Talks

Why didn’t Britain go either Fascist or Communist between the two world wars?
by Professor Lawrence Goldman

Date: Tuesday 24 September 2024

A talk that compares British historical experience with that on the continent of Europe between 1918 and 1939

Why didn’t Britain go either Fascist or Communist between the two world wars?

This lecture will explore the singular difference between British historical experience and that on the continent of Europe between the world wars – that unlike so many of the leading and lesser continental nations, British politics did not tip into extremism and that for much of the period we were governed by a coalition government of the centre. We will try to explain this by examining a set of factors that made British experience different. We shall also consider the whole issue of exceptionalism in history: can nations buck the general trend of events?

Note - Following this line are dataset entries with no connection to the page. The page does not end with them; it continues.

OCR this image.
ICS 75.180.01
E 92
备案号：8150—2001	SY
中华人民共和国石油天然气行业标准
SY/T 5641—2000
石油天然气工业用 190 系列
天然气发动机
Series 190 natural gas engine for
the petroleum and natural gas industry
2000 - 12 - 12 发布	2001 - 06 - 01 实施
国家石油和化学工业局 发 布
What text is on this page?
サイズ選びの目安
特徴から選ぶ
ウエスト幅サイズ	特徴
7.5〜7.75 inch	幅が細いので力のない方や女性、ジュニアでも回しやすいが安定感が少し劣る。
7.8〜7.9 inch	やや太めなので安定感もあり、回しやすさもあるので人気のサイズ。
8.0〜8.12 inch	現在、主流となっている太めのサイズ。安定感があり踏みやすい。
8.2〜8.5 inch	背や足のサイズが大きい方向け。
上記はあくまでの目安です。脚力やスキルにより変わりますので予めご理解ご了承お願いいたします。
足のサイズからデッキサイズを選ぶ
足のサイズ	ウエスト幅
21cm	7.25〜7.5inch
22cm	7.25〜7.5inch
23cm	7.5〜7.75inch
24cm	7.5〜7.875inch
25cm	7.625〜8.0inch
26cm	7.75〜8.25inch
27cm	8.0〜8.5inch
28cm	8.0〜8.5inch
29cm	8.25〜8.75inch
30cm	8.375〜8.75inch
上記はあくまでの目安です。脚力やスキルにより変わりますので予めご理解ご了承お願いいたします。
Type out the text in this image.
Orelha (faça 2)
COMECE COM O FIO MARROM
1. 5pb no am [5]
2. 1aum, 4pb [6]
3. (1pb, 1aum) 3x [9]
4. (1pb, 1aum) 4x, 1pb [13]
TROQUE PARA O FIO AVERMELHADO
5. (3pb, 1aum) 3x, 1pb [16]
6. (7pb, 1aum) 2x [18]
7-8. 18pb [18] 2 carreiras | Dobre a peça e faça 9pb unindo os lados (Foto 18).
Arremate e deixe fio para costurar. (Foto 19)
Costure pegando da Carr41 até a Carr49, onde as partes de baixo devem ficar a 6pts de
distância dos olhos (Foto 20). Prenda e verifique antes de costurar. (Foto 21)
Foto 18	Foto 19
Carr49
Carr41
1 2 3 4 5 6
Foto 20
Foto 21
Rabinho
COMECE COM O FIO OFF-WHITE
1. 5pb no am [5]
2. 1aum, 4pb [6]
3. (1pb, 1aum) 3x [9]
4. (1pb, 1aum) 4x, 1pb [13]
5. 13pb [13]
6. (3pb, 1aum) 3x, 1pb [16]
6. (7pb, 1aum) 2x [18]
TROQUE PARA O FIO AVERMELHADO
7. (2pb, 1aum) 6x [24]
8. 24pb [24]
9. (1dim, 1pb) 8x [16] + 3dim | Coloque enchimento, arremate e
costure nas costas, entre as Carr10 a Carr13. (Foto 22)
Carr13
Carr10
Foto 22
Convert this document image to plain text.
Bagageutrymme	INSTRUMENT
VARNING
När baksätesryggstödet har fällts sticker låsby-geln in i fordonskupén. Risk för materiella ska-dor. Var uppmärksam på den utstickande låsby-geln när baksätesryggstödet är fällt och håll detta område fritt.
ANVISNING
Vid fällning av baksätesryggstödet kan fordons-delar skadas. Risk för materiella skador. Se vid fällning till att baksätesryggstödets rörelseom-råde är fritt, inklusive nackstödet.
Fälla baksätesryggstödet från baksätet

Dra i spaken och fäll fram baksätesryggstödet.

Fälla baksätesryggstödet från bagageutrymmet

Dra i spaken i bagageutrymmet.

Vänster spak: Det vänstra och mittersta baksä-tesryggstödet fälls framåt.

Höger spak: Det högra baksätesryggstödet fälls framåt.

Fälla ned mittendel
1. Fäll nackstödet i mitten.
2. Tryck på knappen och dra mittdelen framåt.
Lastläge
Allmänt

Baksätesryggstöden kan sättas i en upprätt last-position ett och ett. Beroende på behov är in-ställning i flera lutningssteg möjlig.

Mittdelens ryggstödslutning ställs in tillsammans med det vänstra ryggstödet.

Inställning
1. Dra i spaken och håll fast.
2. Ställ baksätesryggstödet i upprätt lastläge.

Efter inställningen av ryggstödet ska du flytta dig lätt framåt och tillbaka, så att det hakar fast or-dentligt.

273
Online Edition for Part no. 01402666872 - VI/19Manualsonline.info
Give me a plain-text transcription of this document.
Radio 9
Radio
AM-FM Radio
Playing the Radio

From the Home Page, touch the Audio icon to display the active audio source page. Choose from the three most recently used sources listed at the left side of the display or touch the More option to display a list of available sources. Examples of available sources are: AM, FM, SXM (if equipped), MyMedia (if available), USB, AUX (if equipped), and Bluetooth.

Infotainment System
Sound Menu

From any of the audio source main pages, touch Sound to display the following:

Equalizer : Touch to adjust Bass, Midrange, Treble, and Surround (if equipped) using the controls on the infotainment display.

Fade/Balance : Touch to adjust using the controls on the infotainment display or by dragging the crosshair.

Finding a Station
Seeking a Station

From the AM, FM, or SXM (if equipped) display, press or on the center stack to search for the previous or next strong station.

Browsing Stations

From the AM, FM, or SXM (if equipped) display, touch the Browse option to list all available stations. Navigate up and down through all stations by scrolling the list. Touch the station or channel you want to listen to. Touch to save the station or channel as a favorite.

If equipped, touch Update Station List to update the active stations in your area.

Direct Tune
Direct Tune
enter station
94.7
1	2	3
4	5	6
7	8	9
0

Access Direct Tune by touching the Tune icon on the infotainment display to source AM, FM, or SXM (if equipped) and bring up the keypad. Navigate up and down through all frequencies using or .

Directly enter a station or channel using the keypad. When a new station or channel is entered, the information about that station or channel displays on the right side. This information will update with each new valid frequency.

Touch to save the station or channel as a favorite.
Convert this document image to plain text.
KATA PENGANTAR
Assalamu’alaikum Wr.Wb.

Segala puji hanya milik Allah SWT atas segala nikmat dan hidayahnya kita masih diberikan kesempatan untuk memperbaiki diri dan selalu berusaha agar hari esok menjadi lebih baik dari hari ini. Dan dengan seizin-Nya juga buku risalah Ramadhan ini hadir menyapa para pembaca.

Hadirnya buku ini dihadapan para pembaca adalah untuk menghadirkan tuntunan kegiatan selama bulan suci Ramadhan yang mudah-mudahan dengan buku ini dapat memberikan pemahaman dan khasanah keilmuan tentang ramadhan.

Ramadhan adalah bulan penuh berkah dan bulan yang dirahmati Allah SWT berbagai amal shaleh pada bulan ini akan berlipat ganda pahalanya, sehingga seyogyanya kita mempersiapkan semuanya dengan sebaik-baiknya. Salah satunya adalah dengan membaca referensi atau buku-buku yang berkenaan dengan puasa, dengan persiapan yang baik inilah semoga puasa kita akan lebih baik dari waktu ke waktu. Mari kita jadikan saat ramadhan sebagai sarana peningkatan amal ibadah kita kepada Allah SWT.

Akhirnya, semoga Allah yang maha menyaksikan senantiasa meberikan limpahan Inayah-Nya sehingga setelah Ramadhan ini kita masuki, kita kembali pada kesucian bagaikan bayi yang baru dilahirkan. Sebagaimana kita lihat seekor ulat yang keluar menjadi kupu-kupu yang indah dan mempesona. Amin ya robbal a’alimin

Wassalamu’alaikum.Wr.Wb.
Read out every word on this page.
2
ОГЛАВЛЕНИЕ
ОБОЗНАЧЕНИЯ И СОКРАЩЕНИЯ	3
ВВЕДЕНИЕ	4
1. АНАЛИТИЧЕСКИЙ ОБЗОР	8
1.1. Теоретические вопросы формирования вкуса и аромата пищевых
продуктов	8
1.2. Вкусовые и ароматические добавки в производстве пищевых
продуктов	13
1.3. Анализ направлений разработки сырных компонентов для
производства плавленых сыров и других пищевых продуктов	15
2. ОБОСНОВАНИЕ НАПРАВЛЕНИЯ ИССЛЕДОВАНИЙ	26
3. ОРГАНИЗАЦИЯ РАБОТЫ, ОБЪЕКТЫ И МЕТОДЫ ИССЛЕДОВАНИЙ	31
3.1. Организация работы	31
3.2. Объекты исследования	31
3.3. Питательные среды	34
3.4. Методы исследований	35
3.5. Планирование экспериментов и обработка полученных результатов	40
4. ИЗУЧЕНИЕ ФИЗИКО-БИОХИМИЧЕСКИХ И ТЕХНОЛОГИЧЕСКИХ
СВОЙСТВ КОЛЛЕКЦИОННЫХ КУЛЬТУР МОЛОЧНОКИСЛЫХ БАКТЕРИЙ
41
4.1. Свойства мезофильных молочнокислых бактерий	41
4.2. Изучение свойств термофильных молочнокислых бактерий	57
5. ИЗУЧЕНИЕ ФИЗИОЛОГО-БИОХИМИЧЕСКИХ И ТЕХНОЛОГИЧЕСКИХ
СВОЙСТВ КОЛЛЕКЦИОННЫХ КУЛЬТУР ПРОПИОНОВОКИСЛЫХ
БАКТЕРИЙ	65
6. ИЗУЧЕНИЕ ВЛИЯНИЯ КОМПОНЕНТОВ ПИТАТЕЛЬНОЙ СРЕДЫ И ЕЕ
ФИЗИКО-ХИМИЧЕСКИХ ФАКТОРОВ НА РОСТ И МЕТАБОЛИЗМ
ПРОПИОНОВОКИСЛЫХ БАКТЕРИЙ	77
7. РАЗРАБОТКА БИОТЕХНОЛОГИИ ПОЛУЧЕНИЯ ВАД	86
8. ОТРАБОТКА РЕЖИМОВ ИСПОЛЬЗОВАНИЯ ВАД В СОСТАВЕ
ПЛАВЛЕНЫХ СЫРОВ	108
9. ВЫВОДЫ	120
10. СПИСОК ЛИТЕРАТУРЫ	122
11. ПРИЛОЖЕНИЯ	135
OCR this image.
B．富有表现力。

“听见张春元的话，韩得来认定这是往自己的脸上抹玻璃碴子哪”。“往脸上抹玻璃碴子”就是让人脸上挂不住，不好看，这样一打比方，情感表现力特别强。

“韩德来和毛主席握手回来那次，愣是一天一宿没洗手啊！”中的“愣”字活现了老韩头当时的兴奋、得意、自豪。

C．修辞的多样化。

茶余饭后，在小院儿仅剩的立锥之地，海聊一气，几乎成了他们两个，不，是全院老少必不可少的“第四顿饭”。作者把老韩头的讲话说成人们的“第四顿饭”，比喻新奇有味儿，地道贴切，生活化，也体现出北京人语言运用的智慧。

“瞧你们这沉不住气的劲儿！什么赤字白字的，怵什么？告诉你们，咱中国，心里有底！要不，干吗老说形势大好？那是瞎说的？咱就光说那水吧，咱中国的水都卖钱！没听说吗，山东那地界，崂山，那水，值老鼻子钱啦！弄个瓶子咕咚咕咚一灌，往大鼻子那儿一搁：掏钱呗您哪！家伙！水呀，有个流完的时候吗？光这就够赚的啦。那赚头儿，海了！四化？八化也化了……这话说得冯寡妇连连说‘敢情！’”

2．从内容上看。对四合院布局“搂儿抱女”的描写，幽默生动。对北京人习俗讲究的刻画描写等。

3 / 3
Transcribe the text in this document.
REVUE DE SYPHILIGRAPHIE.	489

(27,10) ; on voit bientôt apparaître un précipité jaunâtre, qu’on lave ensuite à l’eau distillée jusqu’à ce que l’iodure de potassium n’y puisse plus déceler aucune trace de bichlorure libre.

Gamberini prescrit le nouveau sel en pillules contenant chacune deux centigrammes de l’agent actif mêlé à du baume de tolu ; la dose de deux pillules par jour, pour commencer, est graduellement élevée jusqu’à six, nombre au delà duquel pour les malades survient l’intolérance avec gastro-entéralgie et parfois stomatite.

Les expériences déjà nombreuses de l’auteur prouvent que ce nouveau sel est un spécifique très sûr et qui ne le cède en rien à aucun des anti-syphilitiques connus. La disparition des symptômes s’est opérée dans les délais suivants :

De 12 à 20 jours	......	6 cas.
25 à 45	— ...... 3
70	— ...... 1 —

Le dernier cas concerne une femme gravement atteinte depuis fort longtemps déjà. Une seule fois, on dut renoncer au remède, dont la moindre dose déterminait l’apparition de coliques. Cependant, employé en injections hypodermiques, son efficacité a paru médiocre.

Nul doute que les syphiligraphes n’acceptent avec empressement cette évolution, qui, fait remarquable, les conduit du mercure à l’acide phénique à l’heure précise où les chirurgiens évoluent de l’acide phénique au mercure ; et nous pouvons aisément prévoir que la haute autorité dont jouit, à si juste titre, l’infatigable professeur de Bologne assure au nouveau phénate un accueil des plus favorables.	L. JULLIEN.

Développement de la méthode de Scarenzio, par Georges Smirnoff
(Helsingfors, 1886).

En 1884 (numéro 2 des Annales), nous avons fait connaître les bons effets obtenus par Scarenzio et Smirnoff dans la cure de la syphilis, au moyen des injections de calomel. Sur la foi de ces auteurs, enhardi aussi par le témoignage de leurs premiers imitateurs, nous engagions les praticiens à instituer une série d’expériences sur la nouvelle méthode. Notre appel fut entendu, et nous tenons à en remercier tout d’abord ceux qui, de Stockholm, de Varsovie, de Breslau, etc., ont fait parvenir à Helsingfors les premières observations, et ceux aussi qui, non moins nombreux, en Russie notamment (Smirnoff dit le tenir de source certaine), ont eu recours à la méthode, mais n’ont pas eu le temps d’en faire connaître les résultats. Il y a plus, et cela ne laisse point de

Lawrence Goldman studied History at Cambridge and Yale. After a Junior Research Fellowship at Trinity College, Cambridge, he taught British and American History for three decades in Oxford as a fellow of St. Peter’s College, where he is now a Senior Research Fellow. For ten years 2004-14 he was the Editor of the Oxford Dictionary of National Biography, after which he was Director of the Institute of Historical Research in the University of London. He is the author of books on Victorian social science, the history of workers’ education and the life of the political thinker and historian, R. H. Tawney. A frequent broadcaster, he has been on Radio 4’s ‘In Our Time’ on 9 occasions.